Explore how NVIDIA Rubin CPX is transforming inference performance for large context AI workloads, offering unparalleled efficiency and ROI.

The AI landscape is rapidly evolving, with inference becoming the new frontier. NVIDIA's Rubin CPX GPU is designed to meet the demands of long-context AI workloads with greater efficiency and ROI.
The Rise of Long-Context AI
Modern AI models are now capable of multi-step reasoning and long-horizon context, enabling them to tackle complex tasks. Processing massive context has become increasingly critical, particularly in areas like software development and video generation. These applications demand sustained coherence and memory across millions of tokens, pushing the boundaries of current infrastructure.
NVIDIA's SMART Framework and Disaggregated Inference
To address this shift, the NVIDIA SMART framework optimizes inference across scale, performance, architecture, ROI, and the broader ecosystem. Disaggregated inference enables the context and generation phases to be processed independently, optimizing compute and memory resources. This improves throughput, reduces latency, and enhances overall resource utilization.
Introducing NVIDIA Rubin CPX
NVIDIA is introducing the Rubin CPX GPU, a purpose-built solution designed to deliver high-throughput performance for high-value, long-context inference workloads. Built with the Rubin architecture, it features 30 petaFLOPs of NVFP4 compute, 128 GB of GDDR7 memory, and 3x attention acceleration. Optimized for processing long sequences, Rubin CPX enhances throughput and responsiveness, maximizing ROI for large-scale generative AI workloads.

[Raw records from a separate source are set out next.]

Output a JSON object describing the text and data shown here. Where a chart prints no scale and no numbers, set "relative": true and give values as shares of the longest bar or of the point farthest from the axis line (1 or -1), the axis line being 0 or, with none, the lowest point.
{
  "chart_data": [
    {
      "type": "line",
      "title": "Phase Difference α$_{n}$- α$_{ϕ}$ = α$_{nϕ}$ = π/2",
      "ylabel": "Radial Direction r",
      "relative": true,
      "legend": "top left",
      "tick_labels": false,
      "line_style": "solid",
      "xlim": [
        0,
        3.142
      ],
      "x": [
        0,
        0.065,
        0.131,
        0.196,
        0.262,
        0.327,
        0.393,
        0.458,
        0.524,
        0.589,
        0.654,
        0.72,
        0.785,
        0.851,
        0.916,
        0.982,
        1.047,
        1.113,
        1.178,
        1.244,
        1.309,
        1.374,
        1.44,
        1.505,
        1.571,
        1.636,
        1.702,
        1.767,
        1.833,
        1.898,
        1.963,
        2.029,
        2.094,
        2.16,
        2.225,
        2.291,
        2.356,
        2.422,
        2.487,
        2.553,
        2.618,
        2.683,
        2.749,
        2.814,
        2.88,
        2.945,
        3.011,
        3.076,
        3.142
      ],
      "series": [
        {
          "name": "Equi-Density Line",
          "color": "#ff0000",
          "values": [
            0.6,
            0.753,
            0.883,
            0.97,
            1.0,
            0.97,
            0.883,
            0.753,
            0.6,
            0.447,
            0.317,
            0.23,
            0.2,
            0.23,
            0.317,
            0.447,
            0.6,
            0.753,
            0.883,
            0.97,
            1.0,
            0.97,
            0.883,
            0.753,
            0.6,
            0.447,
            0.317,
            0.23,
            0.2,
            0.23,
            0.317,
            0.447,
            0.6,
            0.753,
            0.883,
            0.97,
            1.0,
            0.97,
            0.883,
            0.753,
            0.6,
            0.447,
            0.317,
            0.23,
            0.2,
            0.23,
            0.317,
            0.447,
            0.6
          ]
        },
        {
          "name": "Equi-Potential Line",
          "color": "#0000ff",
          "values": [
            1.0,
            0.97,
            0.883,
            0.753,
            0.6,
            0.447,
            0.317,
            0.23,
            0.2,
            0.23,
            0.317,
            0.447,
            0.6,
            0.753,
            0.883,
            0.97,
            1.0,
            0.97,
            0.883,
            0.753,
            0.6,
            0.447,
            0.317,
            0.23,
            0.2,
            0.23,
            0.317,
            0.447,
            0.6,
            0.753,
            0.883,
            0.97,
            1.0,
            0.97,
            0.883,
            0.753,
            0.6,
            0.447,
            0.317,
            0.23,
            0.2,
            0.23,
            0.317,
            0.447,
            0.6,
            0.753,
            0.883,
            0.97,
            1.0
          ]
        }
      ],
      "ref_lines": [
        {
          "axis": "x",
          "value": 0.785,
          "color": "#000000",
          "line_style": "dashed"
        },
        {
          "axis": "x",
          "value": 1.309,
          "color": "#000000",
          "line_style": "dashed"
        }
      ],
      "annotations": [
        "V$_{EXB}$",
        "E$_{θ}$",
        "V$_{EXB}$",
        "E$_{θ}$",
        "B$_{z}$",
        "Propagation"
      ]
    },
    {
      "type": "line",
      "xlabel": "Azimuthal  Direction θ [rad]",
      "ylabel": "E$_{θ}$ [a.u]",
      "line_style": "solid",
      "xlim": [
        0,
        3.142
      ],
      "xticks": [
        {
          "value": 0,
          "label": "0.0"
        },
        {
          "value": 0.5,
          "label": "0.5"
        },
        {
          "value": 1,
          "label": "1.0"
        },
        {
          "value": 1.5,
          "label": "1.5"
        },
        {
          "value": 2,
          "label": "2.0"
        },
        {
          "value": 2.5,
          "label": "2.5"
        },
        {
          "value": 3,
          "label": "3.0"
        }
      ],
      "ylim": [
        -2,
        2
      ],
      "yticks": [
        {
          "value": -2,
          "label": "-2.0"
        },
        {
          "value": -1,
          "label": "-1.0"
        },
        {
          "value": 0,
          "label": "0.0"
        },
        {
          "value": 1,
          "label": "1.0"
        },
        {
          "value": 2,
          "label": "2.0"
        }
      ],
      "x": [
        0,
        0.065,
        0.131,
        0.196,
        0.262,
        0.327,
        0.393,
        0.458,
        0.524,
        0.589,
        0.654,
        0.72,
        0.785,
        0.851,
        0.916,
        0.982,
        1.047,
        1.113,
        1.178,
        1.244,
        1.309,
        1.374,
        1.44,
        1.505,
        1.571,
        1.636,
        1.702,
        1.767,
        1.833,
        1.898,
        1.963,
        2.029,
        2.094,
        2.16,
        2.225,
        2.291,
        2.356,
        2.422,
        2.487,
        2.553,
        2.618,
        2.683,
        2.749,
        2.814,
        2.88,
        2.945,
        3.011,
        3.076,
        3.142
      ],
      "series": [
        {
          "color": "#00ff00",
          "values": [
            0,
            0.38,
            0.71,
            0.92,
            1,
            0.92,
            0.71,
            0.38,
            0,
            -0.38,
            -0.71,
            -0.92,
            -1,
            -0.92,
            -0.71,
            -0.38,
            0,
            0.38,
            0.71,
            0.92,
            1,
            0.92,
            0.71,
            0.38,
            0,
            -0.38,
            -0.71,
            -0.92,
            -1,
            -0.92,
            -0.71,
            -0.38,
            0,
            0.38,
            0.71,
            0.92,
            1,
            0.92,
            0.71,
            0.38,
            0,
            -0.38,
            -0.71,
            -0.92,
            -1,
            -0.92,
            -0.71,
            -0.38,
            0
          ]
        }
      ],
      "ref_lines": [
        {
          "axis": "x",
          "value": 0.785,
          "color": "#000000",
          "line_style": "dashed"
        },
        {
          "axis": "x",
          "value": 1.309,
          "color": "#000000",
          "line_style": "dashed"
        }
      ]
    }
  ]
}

The NVIDIA Vera Rubin NVL144 CPX Rack
Rubin CPX works in tandem with NVIDIA Vera CPUs and Rubin GPUs for generation-phase processing, forming a complete, high-performance disaggregated serving solution. The NVIDIA Vera Rubin NVL144 CPX rack integrates 144 Rubin CPX GPUs, 144 Rubin GPUs, and 36 Vera CPUs to deliver 8 exaFLOPs of NVFP4 compute and 100 TB of high-speed memory.
Real-World Impact and ROI
At scale, the platform can deliver a 30x to 50x return on investment, translating to as much as $5B in revenue from a $100M CAPEX investment. By combining disaggregated infrastructure, acceleration, and full-stack orchestration, Vera Rubin NVL144 CPX redefines what’s possible for enterprises building the next generation of generative AI applications.
Conclusion
The NVIDIA Rubin CPX GPU and the NVIDIA Vera Rubin NVL144 CPX rack represent a new standard for full-stack AI infrastructure, creating new possibilities for workloads like advanced software coding and generative video. It's an exciting time to be in AI, and NVIDIA is leading the charge!